Theme: 5. Transmitting Knowledges: Institutions, Objects and Practices
Marieke Bloembergen
Royal Netherlands Institute of Southeast Asian & Caribbean Studies (KITLV), Netherlands
Marieke Bloembergen
Royal Netherlands Institute of Southeast Asian & Caribbean Studies (KITLV), Netherlands
Ashley Thompson
SOAS University of London, United Kingdom
Sorawit Songsataya
None, New Zealand
Panggah Ardiyansyah
SOAS University of London, United Kingdom
Marieke Bloembergen
Royal Netherlands Institute of Southeast Asian & Caribbean Studies (KITLV), Netherlands
Clara Jo
Atelier KITLV-Framer Framed, Germany
Theo Frids Hutabarat
Universitas Katolik Parahyangan, Indonesia
This double panel (back-to-back) brings together scholars, artists, and environmental activists-caretakers, to re-engage with forms and politics of knowledge which sites and objects of religious/ spiritual care in Indonesia and Southeast Asia have generated over time (since the nineteenth century and today), to understand notions of ‘environmental care’ therein. Thereto, we explore the socio-political lives of such sites/objects, zooming in on the forms, encounters, exchanges, and practices of knowledge and care vis a vis nature (including human and non-human beings). Our aim is, first, to gain insight into alternative practices of environmental care, and ways of engaging with ‘environment’, which can disrupt orthodox (academic and popular) understandings of ‘care’ today. On this basis, we aim further, to support the deployment of such practices into the productive disruption of ‘heritage’ management in Indonesia/Southeast Asia today.

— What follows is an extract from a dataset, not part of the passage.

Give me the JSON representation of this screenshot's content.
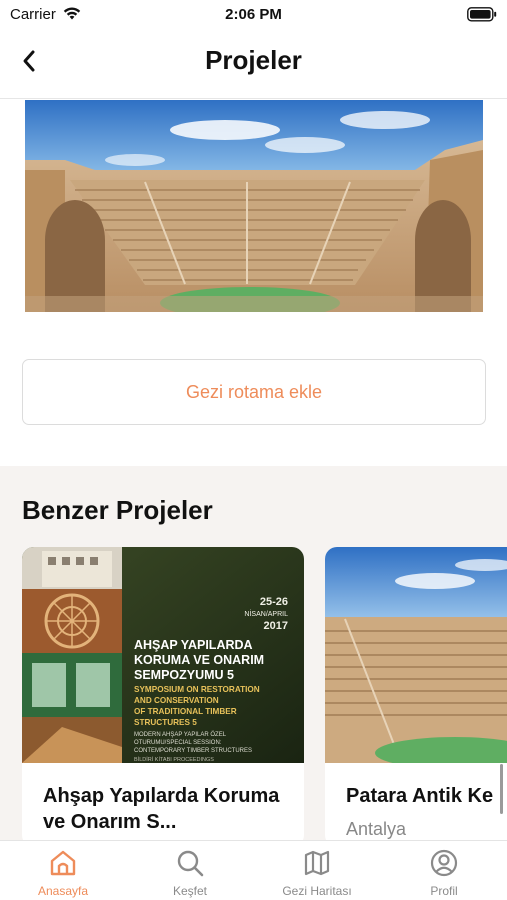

Sites like Islamic graves, Hindu or Buddhist shrines at sacred landscapes (river sources, mountains, caves), often created in previous centuries, were shaped and reshaped in connection to spiritual/ religious queries, agricultural practices, soil extraction, and political legitimation. They figure in local sources (like the Serat Centhini), and became further objectified as sites of research, heritage, spiritual-religious revival, and tourism, in the context of (post)-colonial state formation, histories of science, social reform, emancipation movements, and global tourism. When starting from such sites, and re-engaging with a wide variety of site-related sources (including objects), we can see what people do at/with sites, and how local keyholders (people and animals), have transferred site-related memories, and practices of knowledge, power and spirituality, that entail care for the site-as-part-of-a-sacred-landscape, and for the site’s natural environment. Various groups (pilgrims, local authorities, national and international heritage organizations, ngos, tourists, scholars and spiritual knowledge seekers amongst others), claimed and maintained sites, thereby transforming them, by adding statues, shrines, entrances, ticket offices etc.; New groups of scholars and artists like ourselves experience fresh enlightenment, and the urgency of new questions, at such sites.

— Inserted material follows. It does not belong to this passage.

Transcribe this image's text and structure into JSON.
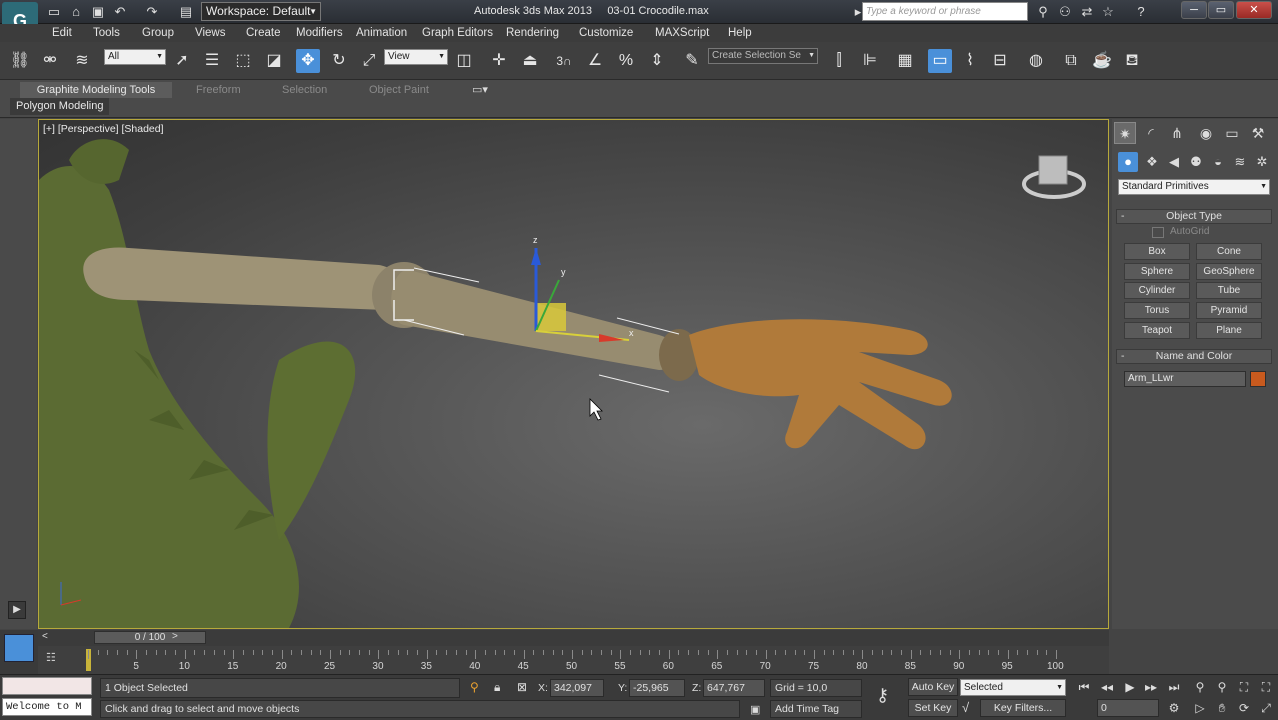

How can a site-centred approach help us understanding what ‘environmental care’, as well as the legacies of such care, may have implied in their local, national (post-)colonial, and global dimensions - in Indonesia? What has been the impact of regime changes and violent upheaval on practices of care and vice versa? What makes these practices local, colonial or global, and how can they help us
provide for alternative ways of looking at ‘environment’ and environmental care, which can disrupt established management orthodoxies?
Institutional panel by: KITLV Royal Netherlands Institute of Southeast Asian and Caribbean Studies
Presenter: Sorawit Songsataya – None
Presenter: Panggah Ardiyansyah – SOAS University of London
Presenter: Clara Jo – Atelier KITLV-Framer Framed
Presenter: Marieke Bloembergen – Royal Netherlands Institute of Southeast Asian & Caribbean Studies (KITLV)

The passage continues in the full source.